The economic effect was enormous. Novo Nordisk became the most valuable company in Europe in 2024, with a market capitalization of $570 billion — larger than the entire gross domestic product of Denmark. Its $2.3 billion income tax bill made it the country's largest single taxpayer, and its growth accounted for nearly all of Denmark's economic expansion that year. By October 2024, Eli Lilly had become the world's most valuable drug company, on the back of tirzepatide.

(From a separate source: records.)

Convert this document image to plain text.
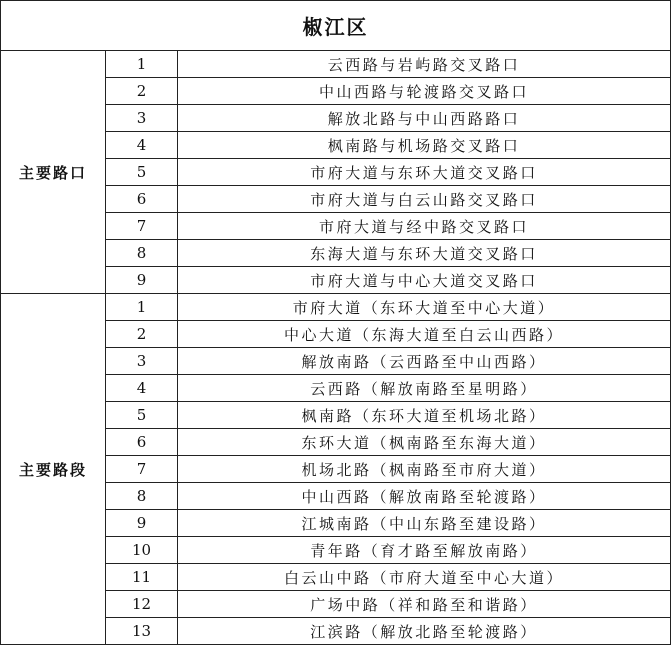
椒江区		
主要路口	1	云西路与岩屿路交叉路口
	2	中山西路与轮渡路交叉路口
	3	解放北路与中山西路路口
	4	枫南路与机场路交叉路口
	5	市府大道与东环大道交叉路口
	6	市府大道与白云山路交叉路口
	7	市府大道与经中路交叉路口
	8	东海大道与东环大道交叉路口
	9	市府大道与中心大道交叉路口
主要路段	1	市府大道（东环大道至中心大道）
	2	中心大道（东海大道至白云山西路）
	3	解放南路（云西路至中山西路）
	4	云西路（解放南路至星明路）
	5	枫南路（东环大道至机场北路）
	6	东环大道（枫南路至东海大道）
	7	机场北路（枫南路至市府大道）
	8	中山西路（解放南路至轮渡路）
	9	江城南路（中山东路至建设路）
	10	青年路（育才路至解放南路）
	11	白云山中路（市府大道至中心大道）
	12	广场中路（祥和路至和谐路）
	13	江滨路（解放北路至轮渡路）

The drugs are not benign. The FDA requires a boxed warning for thyroid C-cell tumors based on rodent data, and the drugs are contraindicated in anyone with a personal or family history of medullary thyroid cancer. Common side effects are gastrointestinal — nausea reported in up to three-quarters of patients on short-acting versions. A 2025 study linked semaglutide to non-arteritic anterior ischemic optic neuropathy, a rare cause of sudden vision loss. Gallstones form during rapid weight loss. Anesthesiologists in 2024 began telling patients to skip a weekly dose before surgery because delayed gastric emptying raised aspiration risk. And weight loss reverses fast: 50 to 70% of lost weight returns within a year of stopping, and most people are back to baseline within 18 months.

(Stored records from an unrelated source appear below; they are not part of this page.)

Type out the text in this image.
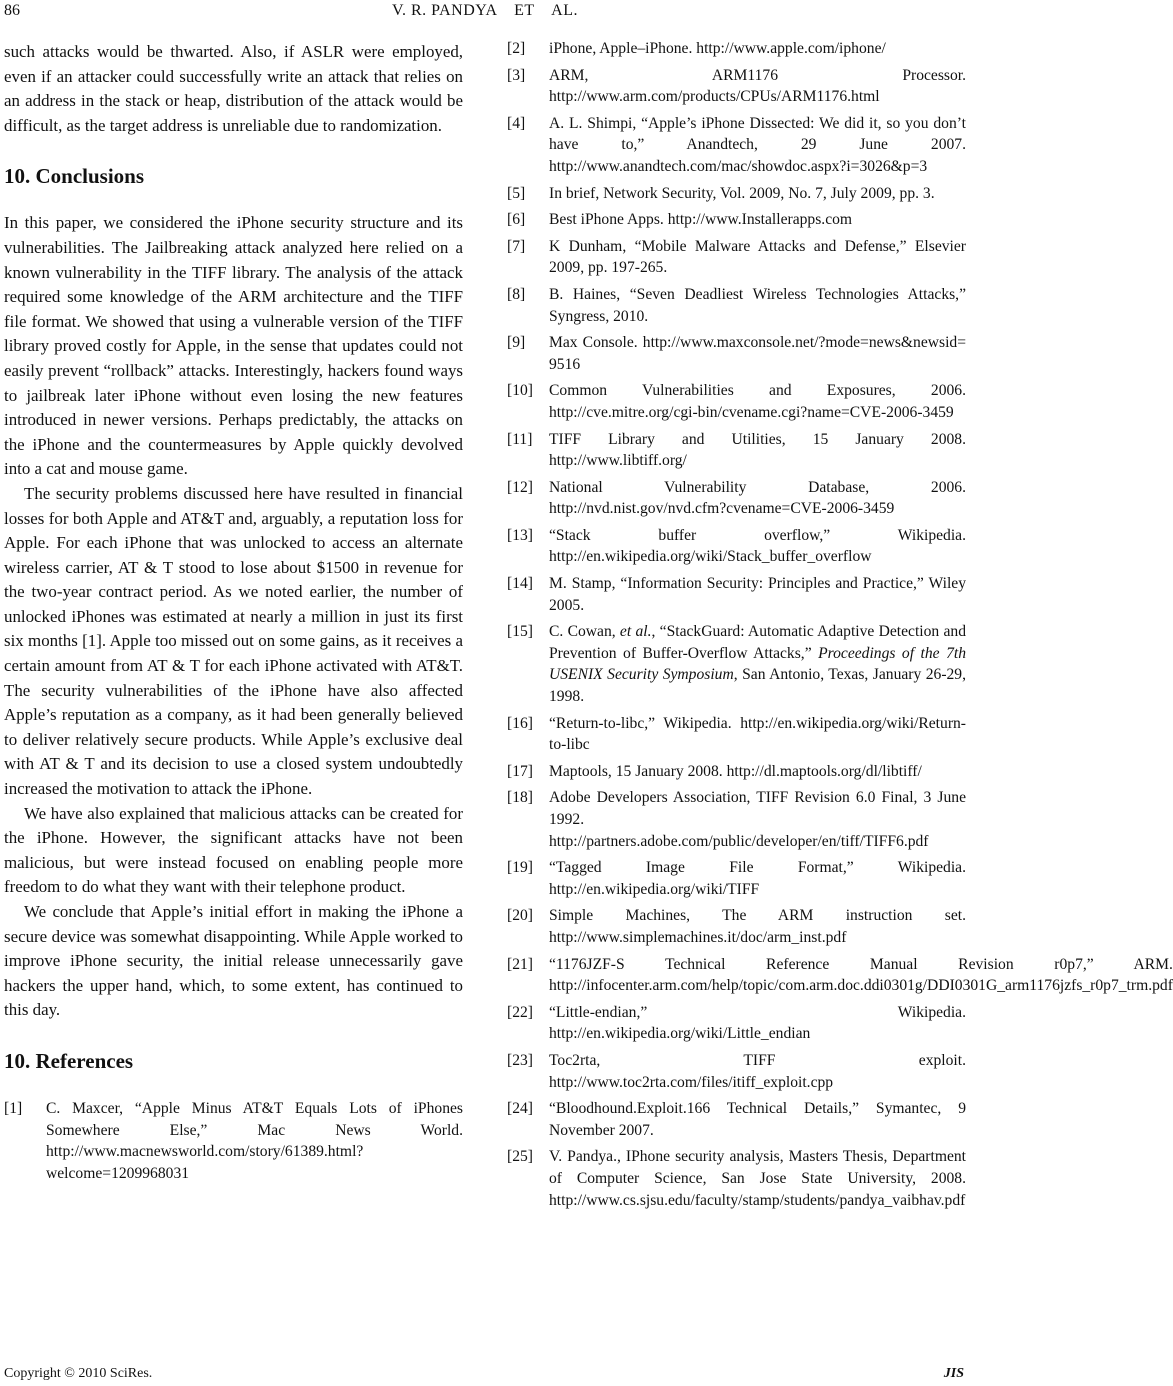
86	V. R. PANDYA ET AL.

such attacks would be thwarted. Also, if ASLR were employed, even if an attacker could successfully write an attack that relies on an address in the stack or heap, distribution of the attack would be difficult, as the target address is unreliable due to randomization.

10. Conclusions

In this paper, we considered the iPhone security structure and its vulnerabilities. The Jailbreaking attack analyzed here relied on a known vulnerability in the TIFF library. The analysis of the attack required some knowledge of the ARM architecture and the TIFF file format. We showed that using a vulnerable version of the TIFF library proved costly for Apple, in the sense that updates could not easily prevent “rollback” attacks. Interestingly, hackers found ways to jailbreak later iPhone without even losing the new features introduced in newer versions. Perhaps predictably, the attacks on the iPhone and the countermeasures by Apple quickly devolved into a cat and mouse game.

The security problems discussed here have resulted in financial losses for both Apple and AT&T and, arguably, a reputation loss for Apple. For each iPhone that was unlocked to access an alternate wireless carrier, AT & T stood to lose about $1500 in revenue for the two-year contract period. As we noted earlier, the number of unlocked iPhones was estimated at nearly a million in just its first six months [1]. Apple too missed out on some gains, as it receives a certain amount from AT & T for each iPhone activated with AT&T. The security vulnerabilities of the iPhone have also affected Apple’s reputation as a company, as it had been generally believed to deliver relatively secure products. While Apple’s exclusive deal with AT & T and its decision to use a closed system undoubtedly increased the motivation to attack the iPhone.

We have also explained that malicious attacks can be created for the iPhone. However, the significant attacks have not been malicious, but were instead focused on enabling people more freedom to do what they want with their telephone product.

We conclude that Apple’s initial effort in making the iPhone a secure device was somewhat disappointing. While Apple worked to improve iPhone security, the initial release unnecessarily gave hackers the upper hand, which, to some extent, has continued to this day.

10. References
[1]	C. Maxcer, “Apple Minus AT&T Equals Lots of iPhones Somewhere Else,” Mac News World. http://www.macnewsworld.com/story/61389.html?welcome=1209968031
[2]	iPhone, Apple–iPhone. http://www.apple.com/iphone/
[3]	ARM, ARM1176 Processor. http://www.arm.com/products/CPUs/ARM1176.html
[4]	A. L. Shimpi, “Apple’s iPhone Dissected: We did it, so you don’t have to,” Anandtech, 29 June 2007. http://www.anandtech.com/mac/showdoc.aspx?i=3026&p=3
[5]	In brief, Network Security, Vol. 2009, No. 7, July 2009, pp. 3.
[6]	Best iPhone Apps. http://www.Installerapps.com
[7]	K Dunham, “Mobile Malware Attacks and Defense,” Elsevier 2009, pp. 197-265.
[8]	B. Haines, “Seven Deadliest Wireless Technologies Attacks,” Syngress, 2010.
[9]	Max Console. http://www.maxconsole.net/?mode=news&newsid= 9516
[10]	Common Vulnerabilities and Exposures, 2006. http://cve.mitre.org/cgi-bin/cvename.cgi?name=CVE-2006-3459
[11]	TIFF Library and Utilities, 15 January 2008. http://www.libtiff.org/
[12]	National Vulnerability Database, 2006. http://nvd.nist.gov/nvd.cfm?cvename=CVE-2006-3459
[13]	“Stack buffer overflow,” Wikipedia. http://en.wikipedia.org/wiki/Stack_buffer_overflow
[14]	M. Stamp, “Information Security: Principles and Practice,” Wiley 2005.
[15]	C. Cowan, et al., “StackGuard: Automatic Adaptive Detection and Prevention of Buffer-Overflow Attacks,” Proceedings of the 7th USENIX Security Symposium, San Antonio, Texas, January 26-29, 1998.
[16]	“Return-to-libc,” Wikipedia. http://en.wikipedia.org/wiki/Return-to-libc
[17]	Maptools, 15 January 2008. http://dl.maptools.org/dl/libtiff/
[18]	Adobe Developers Association, TIFF Revision 6.0 Final, 3 June 1992. http://partners.adobe.com/public/developer/en/tiff/TIFF6.pdf
[19]	“Tagged Image File Format,” Wikipedia. http://en.wikipedia.org/wiki/TIFF
[20]	Simple Machines, The ARM instruction set. http://www.simplemachines.it/doc/arm_inst.pdf
[21]	“1176JZF-S Technical Reference Manual Revision r0p7,” ARM. http://infocenter.arm.com/help/topic/com.arm.doc.ddi0301g/DDI0301G_arm1176jzfs_r0p7_trm.pdf
[22]	“Little-endian,” Wikipedia. http://en.wikipedia.org/wiki/Little_endian
[23]	Toc2rta, TIFF exploit. http://www.toc2rta.com/files/itiff_exploit.cpp
[24]	“Bloodhound.Exploit.166 Technical Details,” Symantec, 9 November 2007.
[25]	V. Pandya., IPhone security analysis, Masters Thesis, Department of Computer Science, San Jose State University, 2008. http://www.cs.sjsu.edu/faculty/stamp/students/pandya_vaibhav.pdf
Copyright © 2010 SciRes.	JIS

Cost is the other ceiling. In the United States, cost was the cited reason for stopping the drugs in 48.6% of patients who quit. A 2025 estimate put the price of full Medicare coverage for obesity at $69.5 billion over a decade. The Trump administration declined to finalize a Biden-era proposal to require Medicare and Medicaid coverage in April 2025, then reversed direction in November and announced TrumpRx, lowering the price to $245 a month for Medicaid and CHIP patients and $50 a month for Medicare patients in opted-in states. In December 2025, CMS announced the Medicare GLP-1 Bridge, a demonstration program running from July 1 to December 31, 2026, giving eligible Part D beneficiaries Wegovy and Zepbound at $50 per month. The longer-term BALANCE Model is scheduled for January 2027. In November 2025, Novo Nordisk reported topline results from its evoke and evoke+ trials testing semaglutide against Alzheimer's progression. Both failed.